Then I thought to ask how much time I would have with Herrera: “…10 minutes.”
In the commissary of the fieldhouse at Minnesota State University, Mankato, where the Vikings opened training camp today to prepare for their 50th season—with or without their star quarterback—there are printers and bins of file folders. They’re hovered over by young people with credentials amid the catered platters of turkey and potatoes and Fig Newtons (not all for Herrera, even if he eats, as he told me, six times a day), like the ad-hoc offices of an occupying power. Close—it’s NFL Films. In the alternate universe of professional sports, the unabashed embrace of endorsements can make the debate over product placements in movies seem downright quaint.
“Top Gun!” someone yells when I pass by, because the New York PR guy who has met me here, a sharp, pleasant fellow named Joe, looks uncannily like Tom Cruise, right down to the aviator shades. Herrera, who, at 315 pounds, can afford to be more direct, just calls him Tom.
Herrera loads up his plate. He has a diamond stud in his left ear and dark tattoos encircling his immense biceps: a panther, some tumbling dice, no barbed wire that I can see. “It’s a stereotype—the jewelry, the tattoos—that all NFL guys are money-hungry jerks,” he tells me amiably. “Dumb as rocks. Because of a few bad apples, everyone thinks we’re thugs.” He digs in. “I’m a family man.”

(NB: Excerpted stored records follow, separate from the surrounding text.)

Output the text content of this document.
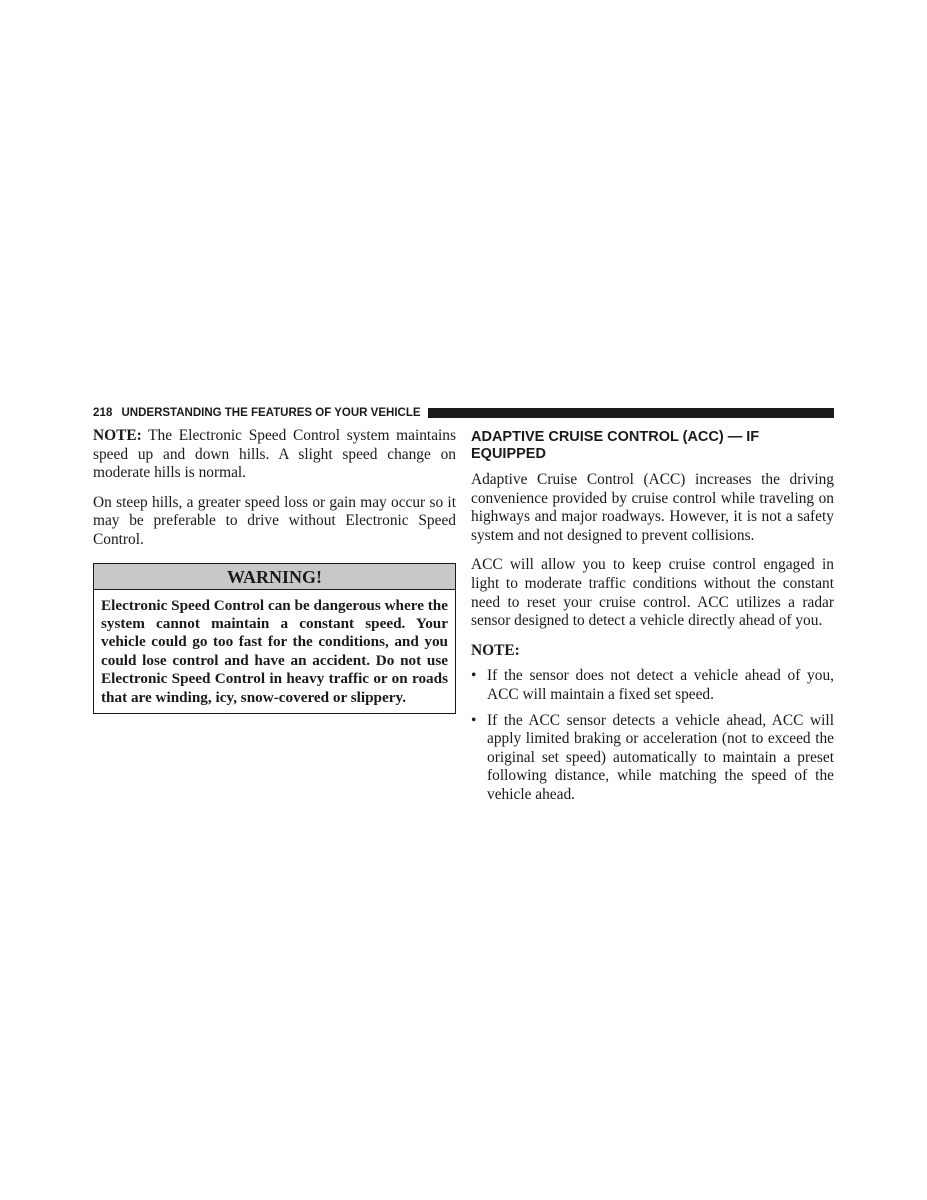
218 UNDERSTANDING THE FEATURES OF YOUR VEHICLE

NOTE: The Electronic Speed Control system maintains speed up and down hills. A slight speed change on moderate hills is normal.

On steep hills, a greater speed loss or gain may occur so it may be preferable to drive without Electronic Speed Control.

WARNING!
Electronic Speed Control can be dangerous where the system cannot maintain a constant speed. Your vehicle could go too fast for the conditions, and you could lose control and have an accident. Do not use Electronic Speed Control in heavy traffic or on roads that are winding, icy, snow-covered or slippery.
ADAPTIVE CRUISE CONTROL (ACC) — IF EQUIPPED

Adaptive Cruise Control (ACC) increases the driving convenience provided by cruise control while traveling on highways and major roadways. However, it is not a safety system and not designed to prevent collisions.

ACC will allow you to keep cruise control engaged in light to moderate traffic conditions without the constant need to reset your cruise control. ACC utilizes a radar sensor designed to detect a vehicle directly ahead of you.

NOTE:

• If the sensor does not detect a vehicle ahead of you, ACC will maintain a fixed set speed.
• If the ACC sensor detects a vehicle ahead, ACC will apply limited braking or acceleration (not to exceed the original set speed) automatically to maintain a preset following distance, while matching the speed of the vehicle ahead.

I ask him who’s the better actor, him or Brett Favre, famously wooden in There’s Something About Mary and the big story around here, given that, a few weeks before the first pre-season game, he still hasn’t indicated if he’s suiting up. “I’d say Brett,” he says. Smart man.
When I ask him about Favre again later, he says he won’t talk about him—today is about Prilosec, he says, with a knowing grin. And then I notice something: Because I’m not a sports reporter, because I don’t really care if he talks about Favre or not, he does talk. Even if it’s just the sports clichés: “He’s an All-Pro player, you know. You always want him on your team.”
I notice, too, that his eyes glaze over when he says these things, so I don’t ask him another sports question for a while.
Instead, we just talk. I ask about Trinidad and Tobago, where he’s from. He had nothing but sugar water for breakfast growing up, he says, and tells me to visit Port of Spain or Chaguanas and try the red fish (“Some people suck the eyes,” he says). He goes to Marla’s, the Caribbean restaurant in south Minneapolis, several times a month—the only time, he says with a smile, that he breaks his training regimen.
I ask him, of the following three products, which would he have to be paid the most to endorse: Old Country Buffet, Depends, or Viagra. “Depends? What’s that?” he asks. Adult diapers, someone says. His eyes widen. “Well, I don’t trip on Viagra,” he says. “It’s a part of life, it is what it is.” He thinks awhile. “I’ll have to say Depends.”
Suddenly Herrera is simply a 30-year-old guy with great taste in food and sensible tastes in endorsements. I say, “Do you feel reporters ask you the kinds of things you wish you got asked?” He smiles. “It is what it is,” he says, which is the same thing he said about erectile dysfunction. “I can’t say anything bad about the beat writers. I love them all.” But maybe no more than Viagra?
“No, man,” he says, “I’m the kind of person who, if I really said what’s on my mind, a lot of people wouldn’t like it.” He doesn’t elaborate. You mean the fans wouldn’t like it? I ask. “Yep, and people period. I wear my emotions on my sleeve—not everyone can handle that. You can never be someone else, if you’re someone else, you’re lost.”
I need to ask him one more sports question: When the Vikings open the season on September 9 against the New Orleans Saints, the team that won the Super Bowl after beating the Vikings for the conference championship, will he be seeking revenge? The question sounds lame even as I ask it, but it looked right on paper—and will probably look right again on the page.
The thousand-mile stare returns. “This isn’t about revenge for us,” he says between bites. “You can’t take revenge for something you did to yourself. Doesn’t matter who we’re playing, we just want to go out there and get a W. Everything will be settled between the white lines.”
We’re back in sports land now. I don’t have any follow-up questions. I like sports, I just don’t care about Sports—the industry of it. And neither, I suspect, does Herrera. It’s much more interesting between the white lines. He shakes my hand. “I like you,” he says, “you’re pretty cool, man.” Then he calls me Big Dawg even though I’m roughly half his weight; in Sports, because it’s the furthest thing from the truth, it’s exactly what seems real.